Engrailed-1 derived fibroblasts were found to be responsible for the majority of connective tissue deposition during dermal development, wound healing, radiation-induced fibrosis, and cancer stroma formation in the dorsal skin. Lineage-specific cell ablation using transgenic-mediated expression of the simian diphtheria toxin receptor and localized administration of diphtheria toxin (DT) led to significantly reduced scar formation (*p<0.01) following excisional wounding and significantly reduced melanoma growth (*p<0.01). Tensile strength testing of DT-treated and control wounds revealed that although scar formation was significantly reduced in DT-treated as compared to control wounds, tensile strength was not significantly affected. Furthermore, we identified CD26/DPP4 as a surface marker that allows for the isolation of this fibrogenic scar-forming lineage and demonstrated that small molecule-based inhibition of CD26/DPP4 leads to significantly reduced scar formation (*p<0.001) in a humanized mouse model of excisional wound healing.

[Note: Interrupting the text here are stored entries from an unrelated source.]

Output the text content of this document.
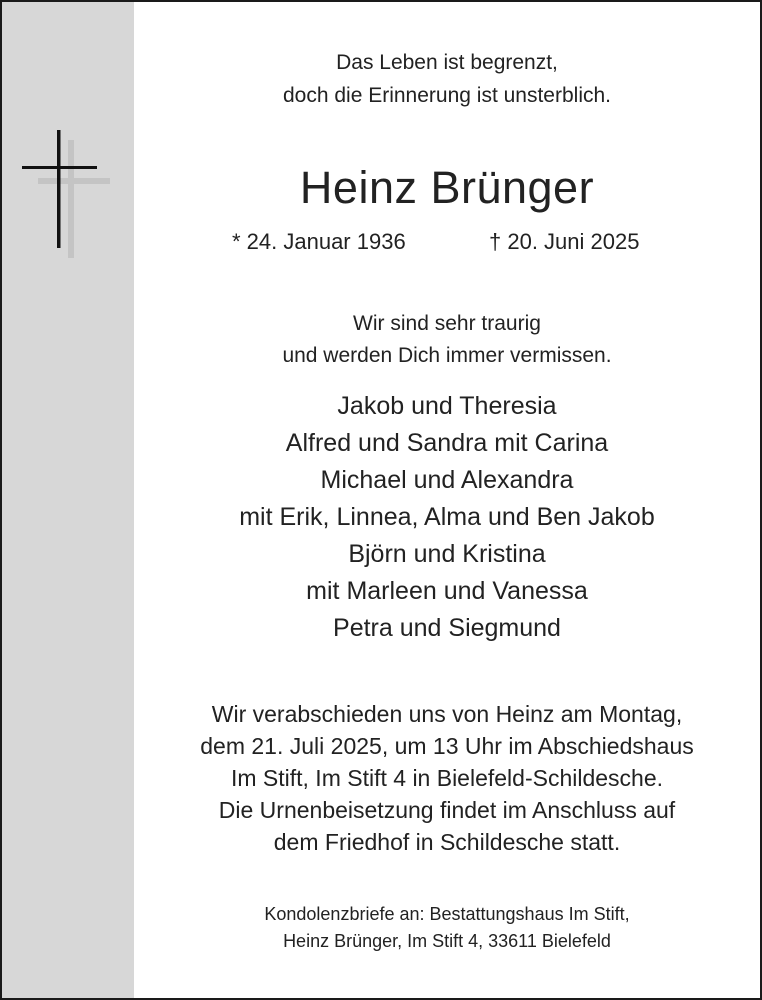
Das Leben ist begrenzt,
doch die Erinnerung ist unsterblich.
Heinz Brünger
* 24. Januar 1936	† 20. Juni 2025
Wir sind sehr traurig
und werden Dich immer vermissen.
Jakob und Theresia
Alfred und Sandra mit Carina
Michael und Alexandra
mit Erik, Linnea, Alma und Ben Jakob
Björn und Kristina
mit Marleen und Vanessa
Petra und Siegmund
Wir verabschieden uns von Heinz am Montag,
dem 21. Juli 2025, um 13 Uhr im Abschiedshaus
Im Stift, Im Stift 4 in Bielefeld-Schildesche.
Die Urnenbeisetzung findet im Anschluss auf
dem Friedhof in Schildesche statt.
Kondolenzbriefe an: Bestattungshaus Im Stift,
Heinz Brünger, Im Stift 4, 33611 Bielefeld
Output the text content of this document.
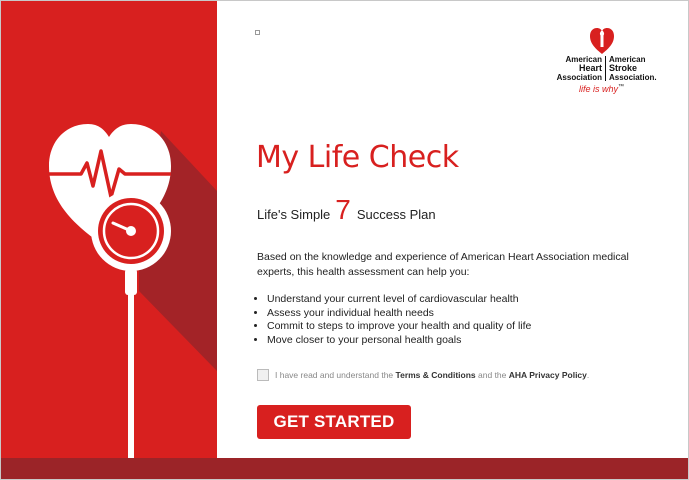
American
Heart
Association
American
Stroke
Association.
life is why™
My Life Check
Life's Simple 7 Success Plan

Based on the knowledge and experience of American Heart Association medical experts, this health assessment can help you:

• Understand your current level of cardiovascular health
• Assess your individual health needs
• Commit to steps to improve your health and quality of life
• Move closer to your personal health goals
I have read and understand the
Terms & Conditions
and the
AHA Privacy Policy .
GET STARTED
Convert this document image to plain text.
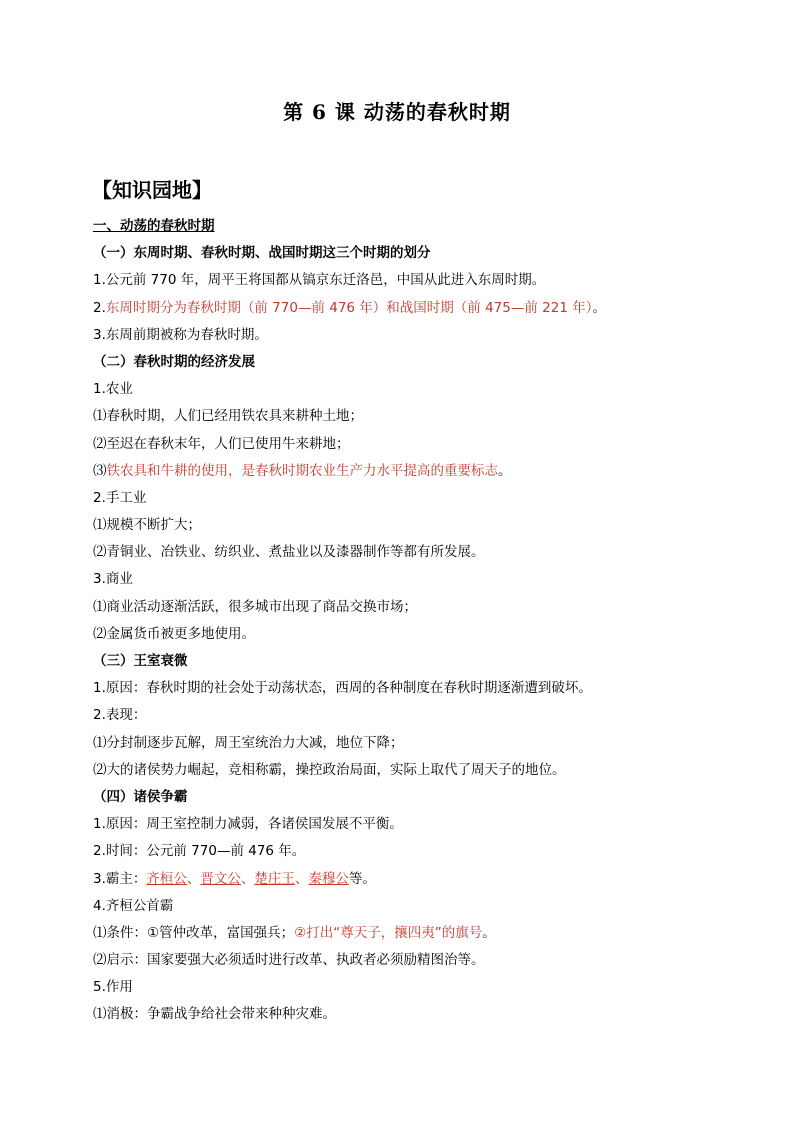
第 6 课 动荡的春秋时期
【知识园地】
一、动荡的春秋时期
（一）东周时期、春秋时期、战国时期这三个时期的划分
1.公元前 770 年，周平王将国都从镐京东迁洛邑，中国从此进入东周时期。
2.东周时期分为春秋时期（前 770—前 476 年）和战国时期（前 475—前 221 年）。
3.东周前期被称为春秋时期。
（二）春秋时期的经济发展
1.农业
⑴春秋时期，人们已经用铁农具来耕种土地；
⑵至迟在春秋末年，人们已使用牛来耕地；
⑶铁农具和牛耕的使用，是春秋时期农业生产力水平提高的重要标志。
2.手工业
⑴规模不断扩大；
⑵青铜业、冶铁业、纺织业、煮盐业以及漆器制作等都有所发展。
3.商业
⑴商业活动逐渐活跃，很多城市出现了商品交换市场；
⑵金属货币被更多地使用。
（三）王室衰微
1.原因：春秋时期的社会处于动荡状态，西周的各种制度在春秋时期逐渐遭到破坏。
2.表现：
⑴分封制逐步瓦解，周王室统治力大减，地位下降；
⑵大的诸侯势力崛起，竞相称霸，操控政治局面，实际上取代了周天子的地位。
（四）诸侯争霸
1.原因：周王室控制力减弱，各诸侯国发展不平衡。
2.时间：公元前 770—前 476 年。
3.霸主：齐桓公、晋文公、楚庄王、秦穆公等。
4.齐桓公首霸
⑴条件：①管仲改革，富国强兵；②打出“尊天子，攘四夷”的旗号。
⑵启示：国家要强大必须适时进行改革、执政者必须励精图治等。
5.作用
⑴消极：争霸战争给社会带来种种灾难。
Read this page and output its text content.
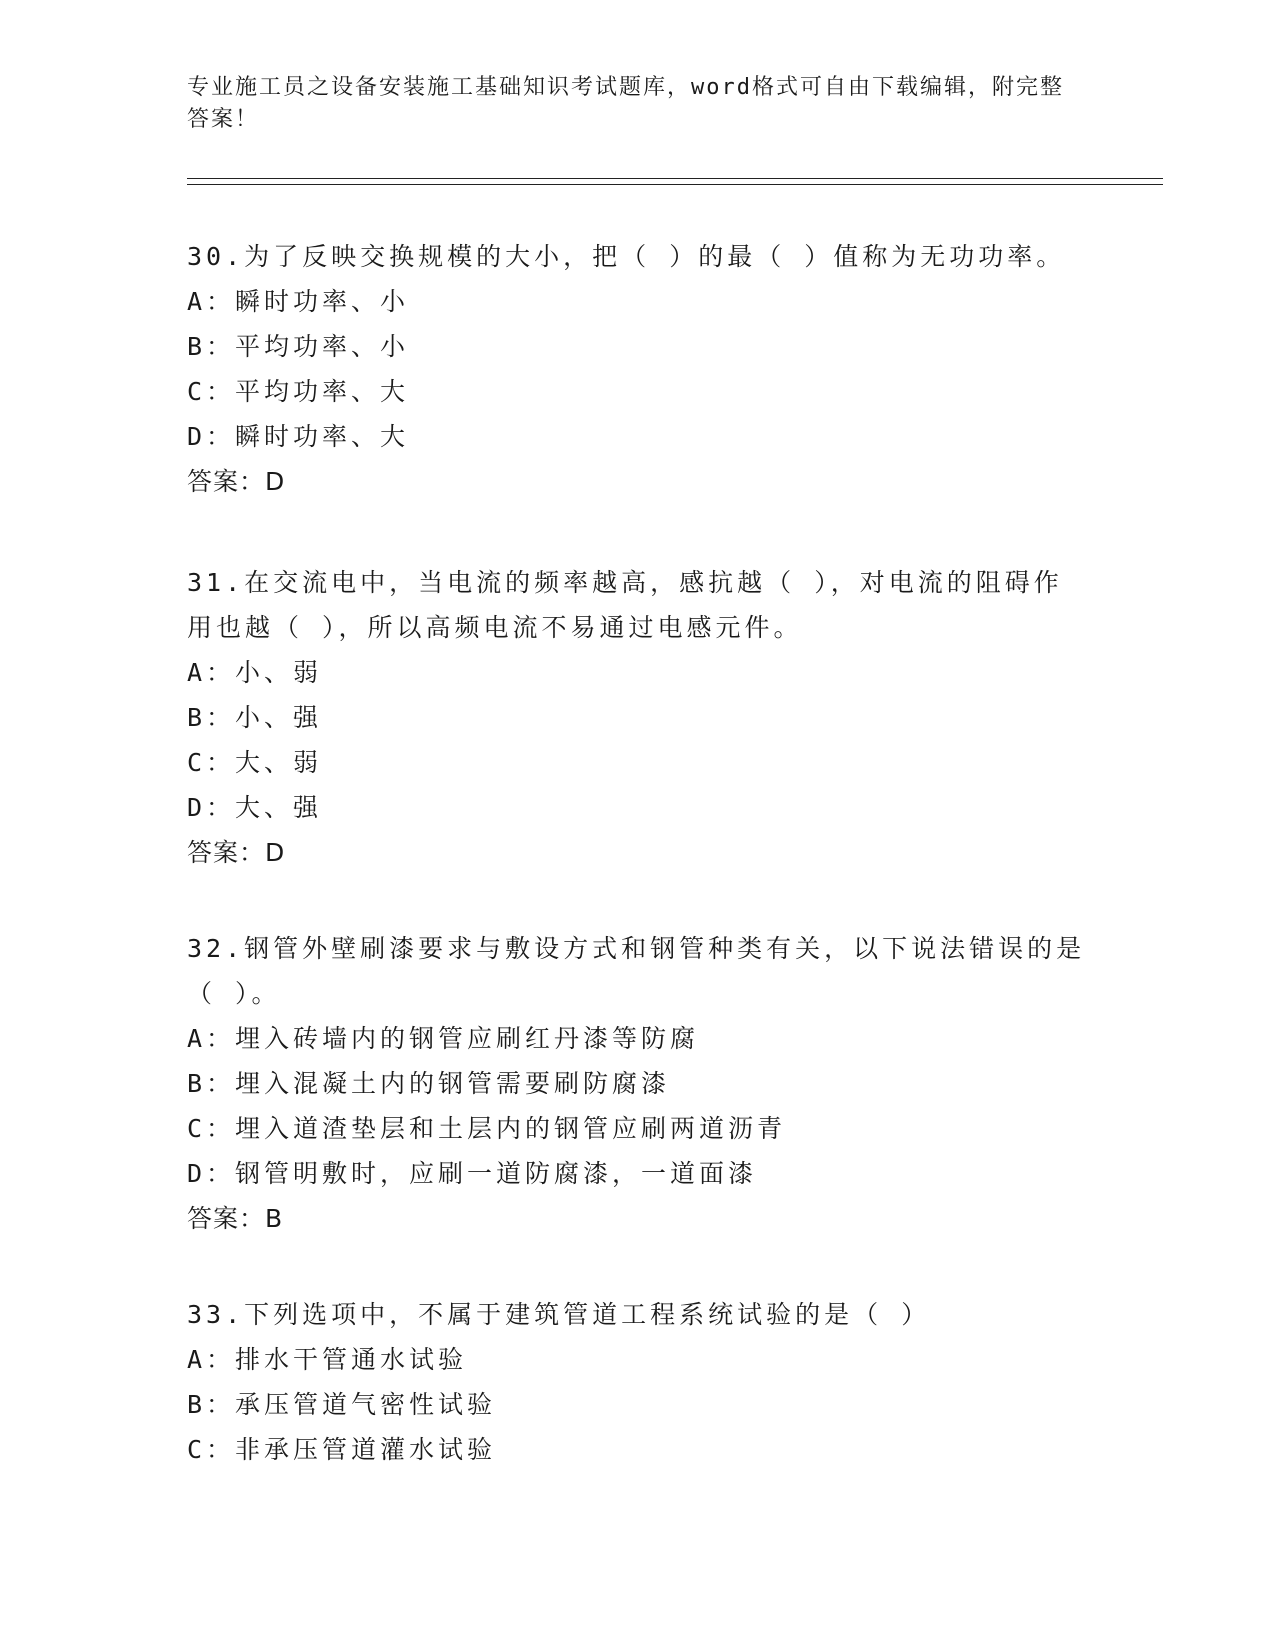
专业施工员之设备安装施工基础知识考试题库，word格式可自由下载编辑，附完整答案！

30.为了反映交换规模的大小，把（ ）的最（ ）值称为无功功率。

A：瞬时功率、小

B：平均功率、小

C：平均功率、大

D：瞬时功率、大

答案：D

31.在交流电中，当电流的频率越高，感抗越（ ），对电流的阻碍作用也越（ ），所以高频电流不易通过电感元件。

A：小、弱

B：小、强

C：大、弱

D：大、强

答案：D

32.钢管外壁刷漆要求与敷设方式和钢管种类有关，以下说法错误的是（ ）。

A：埋入砖墙内的钢管应刷红丹漆等防腐

B：埋入混凝土内的钢管需要刷防腐漆

C：埋入道渣垫层和土层内的钢管应刷两道沥青

D：钢管明敷时，应刷一道防腐漆，一道面漆

答案：B

33.下列选项中，不属于建筑管道工程系统试验的是（ ）

A：排水干管通水试验

B：承压管道气密性试验

C：非承压管道灌水试验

We have identified multiple lineages of fibroblasts in the dorsal skin. Among these, we have characterized a single lineage responsible for the majority of connective tissue deposition during wound healing, radiation-induced fibrosis, and cancer stroma formation. We further demonstrate that targeted inhibition of this lineage results in reduced scar formation with no effect on the structural integrity of the healed skin. These results hold promise for the development of therapeutic approaches to fibrotic disease, wound healing, and cancer progression.